Outspoken Chicago educator resigns with blog post blasting Emanuel
After a tumultuous five years, a Chicago Public Schools principal who publicly criticized Chicago Mayor Rahm Emanuel and his administration's school reforms used a blog post this week to announce his resignation and take a few parting shots as he went.
"One might think that after witnessing the unprecedented academic gains of Blaine students, you and your appointees might call on my school leadership team to help you understand how we improved at such an incredible rate," Troy LaRaviere said in a blog post published Tuesday. "Instead, at your direction, your appointees are pushing forward with efforts to terminate my employment. It is clear that I am being punished for my advocacy, and that this retribution is more important to you than effective public education for Chicago’s children."
LaRaviere is best known for being the outspoken principal of James G. Blaine Elementary at the corner of Southport Avenue and Grace Street in Lakeview from 2011 until he was reassigned this year in a move Chicago Public Schools (CPS) officials claimed was not retaliatory.
Chicago Magazine this year ranked Blaine as the No. 1 neighborhood school in the city and No. 3 Chicago public school overall.
"In a word, the biggest obstacle to Blaine becoming the No. 1 neighborhood school in Chicago was politics," LaRaviere said in his blog post addressing Mayor Emanuel. "And while many people contributed to this problem, nobody in our great city is more responsible for that political obstruction than you. I spent a lot of time fighting those politics during my first two years at Blaine. Some of the people I fought had good intentions, but it was abundantly clear that they did not understand effective education policy. Rather, they came with ideology and politics. We came, instead, with empirical research and evidence."
The near epic tit-for-tat between LaRaviere, Emanuel and Chicago Public Schools reached something of a watershed in 2014 when the Chicago Sun-Times published a letter to the editor from LaRaviere that since has been republished in many other publications. The letter criticized Emanuel and his administration for ignoring and disrespecting city educators and leaving principals without a voice.
"The world’s highest-performing school systems are built on the ideas of American education professionals ranging from John Dewey to Linda Darling-Hammond, ideas that recognize school improvement is not an individual race, but a team sport," the letter said in part. "Yet, our own elected officials have been ignoring those ideas in favor of teacher-bashing, privatized choice, fly-by-night fast-track teacher licensing and over-reliance on testing — ideas that have not improved schooling in any nation that has tried them."
The letter did little to endear LaRaviere to city and school system administrators and disputes between them continued. During a budget meeting July 13, 2015, LaRaviere was accused of insubordination directed toward the CEO. The following month, LaRaviere was formally censured by Chicago’s Board of Education as part of a warning resolution, an early step in the school district’s termination process.
This past March, LaRaviere was part of a television campaign ad by presidential candidate U.S. Sen.
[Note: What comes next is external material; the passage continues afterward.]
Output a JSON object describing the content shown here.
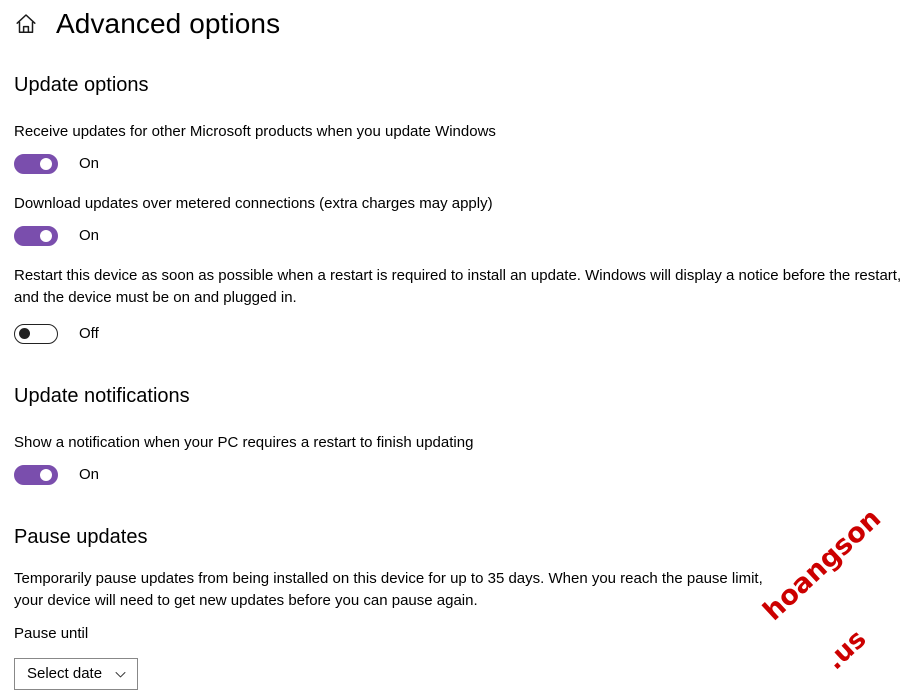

Bernie Sanders (D-VT).
"In Chicago, we have endured a corrupt political system," LaRaviere said in the ad, in which he also endorsed Sanders. "And the chief politician standing in the way of us getting good schools is our mayor.”
The following month, LaRaviere was reassigned away from Blaine, an action he'd been fighting ever since while still receiving his salary and benefits. He'd also been elected president of the Chicago Principals and Administrators Association, which negotiates administrator salaries and other nonunion issues with the district.
His blog post effectively announced LaRaviere's decision to stop fighting that reassignment but he won't be going away.
"In closing, should you ever decide to prioritize student learning over the profits of your campaign donors, feel free to reach out to me and the principals I was elected to represent," LaRaviere said in the end of his blog post. "We have an abundance of ideas for improving the system for the students we serve. In the meantime, we will continue in our efforts to vigorously advocate for the kind of effective evidence-based education policies and practices that your office does its best to ignore and suppress."